La table ronde qui suivit, a réuni le Recteur de l’Université de Freiburg et Président du campus européen EUCOR, Prof. Dr. Hans-Jochen SCHIEWER,  François DUGIMONT, Directeur des Ressources Humaines de la société HEEL,  Jean-Claude PASTEL, fondateur et Président d’une entreprise franco-allemande de cartonnage et de logistique,  et  – last but not least – Ralph NEININGER, Directeur du „Allgemeinen Deutschen Fahrrad Clubs“ (ADFC) Baden-Baden Rastatt Bühl. 
Les intervenants  ont abordé, outre  les questions liées aux  insuffisances dans les infrastructures, les connexions peu optimisées entre les réseaux des deux pays ainsi que l’absence d’une politique tarifaire en adéquation avec la mobilité transfrontalière.  Une telle politique tarifaire serait  en effet le préalable à  une utilisation renforcée des modes de transports existants ou à venir,  par des usagers  ciblés,  comme les apprentis ou les étudiants intégrés dans des programmes bi - ou trinationaux dans le Rhin Supérieur.
 Le Président de l’EUCOR, Prof. Dr. Hans-Jochen SCHIEWER , a rappelé que le réseau EUCOR réunissant 5 Ecoles Supérieures et universités dans le Rhin Supérieur constituait «  un espace scientifique unique au monde » et que les 110 000 étudiants qui le composaient avaient besoin d’urgence d’une offre tarifaire transfrontalière compétitive. Actuellement pour se déplacer dans l’espace transfrontalier, il leur en coûte € 250 par mois.
Les politiques des 2 côtés du Rhin étaient d’accord sur le fait que les blocages étaient dûs à un « éparpillement des compétences » (Winfried HERMANN)  ainsi qu’à un problème « d’attribution des compétences » (Evelyne ISINGER), ce qui fait  que des problématiques aussi banales que l’introduction d’un péage pour éviter l’ engorgement de  certains axes routiers comme l’A 35 côté français, ou  encore l’enlèvement du panneau interdisant aux cyclistes de continuer leur route à la Staustufe Iffezheim, n’ont pu être évitées. L’accord était unanime sur le fait qu’il était impératif d’aménager à cet endroit une piste cyclable. 
Il n’aura pas échappé à l’observateur attentif qu’à l’issue de la soirée, les  deux  responsables en matière de transport et de déplacements, Winfried HERMANN et Evelyne ISINGER , ont échangé leur carte de visite afin de poursuivre les discussions  engagées grâce à la manifestation  et faire progresser  ainsi les points qui posent encore problème.
Parmi les invités présents,   citons  Gerhard KÜNTZLE , Consul Général de la République Fédérale d’Allemagne à Strasbourg, Nicolette KRESSL, Présidente de la Région Karlsruhe, Jürgen BÄUERLE,  Landrat du Landkreis de Rastatt ainsi que Franck SCHERER, Landrat du Landkreis Ortenau, Rémi BERTRAND, Président de l‘ Eurodistrikt PAMINA, le Président du Bündnis90/die Grünen de Rastatt également membre de l’Assemblée Régionale, Manuel HUMMEL,  et le Directeur  du Commerce Extérieur  et des Infrastructures à la IHK Karlsruhe, Udo GÖTSCHEL .
Evelin KÖNIG  a animé les discussions  avec brio.
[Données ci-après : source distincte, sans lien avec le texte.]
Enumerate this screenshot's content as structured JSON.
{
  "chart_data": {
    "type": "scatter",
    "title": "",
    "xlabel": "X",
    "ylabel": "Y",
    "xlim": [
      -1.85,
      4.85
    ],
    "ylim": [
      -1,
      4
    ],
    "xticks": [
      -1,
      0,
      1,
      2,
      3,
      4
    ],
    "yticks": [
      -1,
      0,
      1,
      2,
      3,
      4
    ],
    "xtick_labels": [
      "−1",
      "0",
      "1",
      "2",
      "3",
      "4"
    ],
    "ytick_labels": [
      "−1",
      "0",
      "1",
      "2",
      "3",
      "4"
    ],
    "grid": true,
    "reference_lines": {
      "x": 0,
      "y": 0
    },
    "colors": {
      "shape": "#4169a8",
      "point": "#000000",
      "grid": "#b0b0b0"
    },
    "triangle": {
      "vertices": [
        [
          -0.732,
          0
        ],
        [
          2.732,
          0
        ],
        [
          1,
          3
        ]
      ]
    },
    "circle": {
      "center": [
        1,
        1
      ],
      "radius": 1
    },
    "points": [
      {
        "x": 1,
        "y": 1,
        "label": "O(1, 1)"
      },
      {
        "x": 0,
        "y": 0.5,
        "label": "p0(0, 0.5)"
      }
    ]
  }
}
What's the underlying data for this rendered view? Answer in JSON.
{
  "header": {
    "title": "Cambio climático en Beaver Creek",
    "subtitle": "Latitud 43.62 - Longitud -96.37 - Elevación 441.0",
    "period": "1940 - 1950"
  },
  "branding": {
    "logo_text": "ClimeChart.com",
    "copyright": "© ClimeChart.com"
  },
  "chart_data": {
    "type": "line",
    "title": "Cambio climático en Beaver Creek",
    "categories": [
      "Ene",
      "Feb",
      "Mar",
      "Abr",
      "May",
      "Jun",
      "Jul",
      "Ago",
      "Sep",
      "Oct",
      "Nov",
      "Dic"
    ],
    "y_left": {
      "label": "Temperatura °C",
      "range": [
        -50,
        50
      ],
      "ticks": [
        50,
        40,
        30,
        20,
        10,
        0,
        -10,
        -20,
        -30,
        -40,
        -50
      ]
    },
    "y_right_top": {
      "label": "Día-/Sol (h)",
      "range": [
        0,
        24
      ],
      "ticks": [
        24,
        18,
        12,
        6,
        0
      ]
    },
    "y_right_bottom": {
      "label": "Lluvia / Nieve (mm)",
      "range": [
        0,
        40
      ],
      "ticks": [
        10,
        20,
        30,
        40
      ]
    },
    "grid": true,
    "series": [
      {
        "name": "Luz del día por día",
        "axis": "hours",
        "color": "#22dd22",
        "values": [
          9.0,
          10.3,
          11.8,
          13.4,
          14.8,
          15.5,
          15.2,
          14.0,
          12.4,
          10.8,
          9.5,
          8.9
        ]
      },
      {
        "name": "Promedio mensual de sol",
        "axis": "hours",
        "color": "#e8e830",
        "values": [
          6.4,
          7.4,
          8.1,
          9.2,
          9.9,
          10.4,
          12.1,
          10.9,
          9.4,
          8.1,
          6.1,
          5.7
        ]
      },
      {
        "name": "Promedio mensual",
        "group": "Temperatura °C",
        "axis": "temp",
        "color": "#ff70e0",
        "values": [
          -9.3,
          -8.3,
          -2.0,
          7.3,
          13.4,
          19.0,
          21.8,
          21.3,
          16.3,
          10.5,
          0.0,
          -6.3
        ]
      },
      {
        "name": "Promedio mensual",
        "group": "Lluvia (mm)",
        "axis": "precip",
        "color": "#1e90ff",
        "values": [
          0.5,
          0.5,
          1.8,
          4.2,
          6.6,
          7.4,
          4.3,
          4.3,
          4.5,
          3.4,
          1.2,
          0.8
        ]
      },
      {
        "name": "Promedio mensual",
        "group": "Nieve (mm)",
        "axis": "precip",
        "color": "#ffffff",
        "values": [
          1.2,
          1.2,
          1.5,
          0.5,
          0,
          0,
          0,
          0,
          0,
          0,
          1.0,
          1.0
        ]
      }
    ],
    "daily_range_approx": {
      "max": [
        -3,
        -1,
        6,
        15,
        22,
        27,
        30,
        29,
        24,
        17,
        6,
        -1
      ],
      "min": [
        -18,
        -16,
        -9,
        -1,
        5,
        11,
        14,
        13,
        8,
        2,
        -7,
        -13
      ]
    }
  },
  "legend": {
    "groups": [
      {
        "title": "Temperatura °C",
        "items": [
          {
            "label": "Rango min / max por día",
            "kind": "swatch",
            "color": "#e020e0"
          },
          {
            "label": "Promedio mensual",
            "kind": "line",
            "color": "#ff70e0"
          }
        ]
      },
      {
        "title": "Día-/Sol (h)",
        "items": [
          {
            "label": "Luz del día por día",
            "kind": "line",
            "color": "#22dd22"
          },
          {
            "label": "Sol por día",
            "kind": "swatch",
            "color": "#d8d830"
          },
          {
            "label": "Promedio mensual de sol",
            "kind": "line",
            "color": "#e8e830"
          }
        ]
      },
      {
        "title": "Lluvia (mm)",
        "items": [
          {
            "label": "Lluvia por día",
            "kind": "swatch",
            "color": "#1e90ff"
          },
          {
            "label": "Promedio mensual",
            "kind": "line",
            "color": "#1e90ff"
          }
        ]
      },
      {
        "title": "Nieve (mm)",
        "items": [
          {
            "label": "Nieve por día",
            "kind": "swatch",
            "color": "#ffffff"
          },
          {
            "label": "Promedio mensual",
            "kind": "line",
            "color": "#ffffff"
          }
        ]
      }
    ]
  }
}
Elle est non  seulement connue  depuis près de20 ans pour ses émissions  „Kaffee oder Tee“ et „ARD-Buffet“ au sein de la télévision publique ARD/SWR mais elle s’est engagée également depuis un an dans le mouvement européen citoyen „Pulse of Europe“ qu’elle dirige à Baden-Baden. «  Pulse of Europe »  était d’ailleurs  également partenaire de la soirée, de même que le „Bundesverband Mittelständische Wirtschaft“ (BVMW, association des entreprises allemandes de taille intermédiaire) et le Club d’Affaires Franco-Allemand du Bade-Württemberg  de Stuttgart.
Durant toute la soirée, planait majestueusement au-dessus de la salle,  l’Hybrid-Airplane de la start-up du même nom à Baden Baden,  dont l’objectif est de réunir en miniature – et c’est réussi ! -  les avantages de l’avion, de l’hélicoptère et de la montgolfière. L’appareil a obtenu les autorisations administratives pour voler au-dessus d’un public  aussi bien  en intérieur  qu’en extérieur,  lui permettant  ainsi de filmer le déroulement de la manifestation, l’ensemble des débats  ainsi que le  « verre de l’amitié »  auquel  les deux co-présidents ainsi que  les sponsors de la soirée ont invité les participants à la soirée.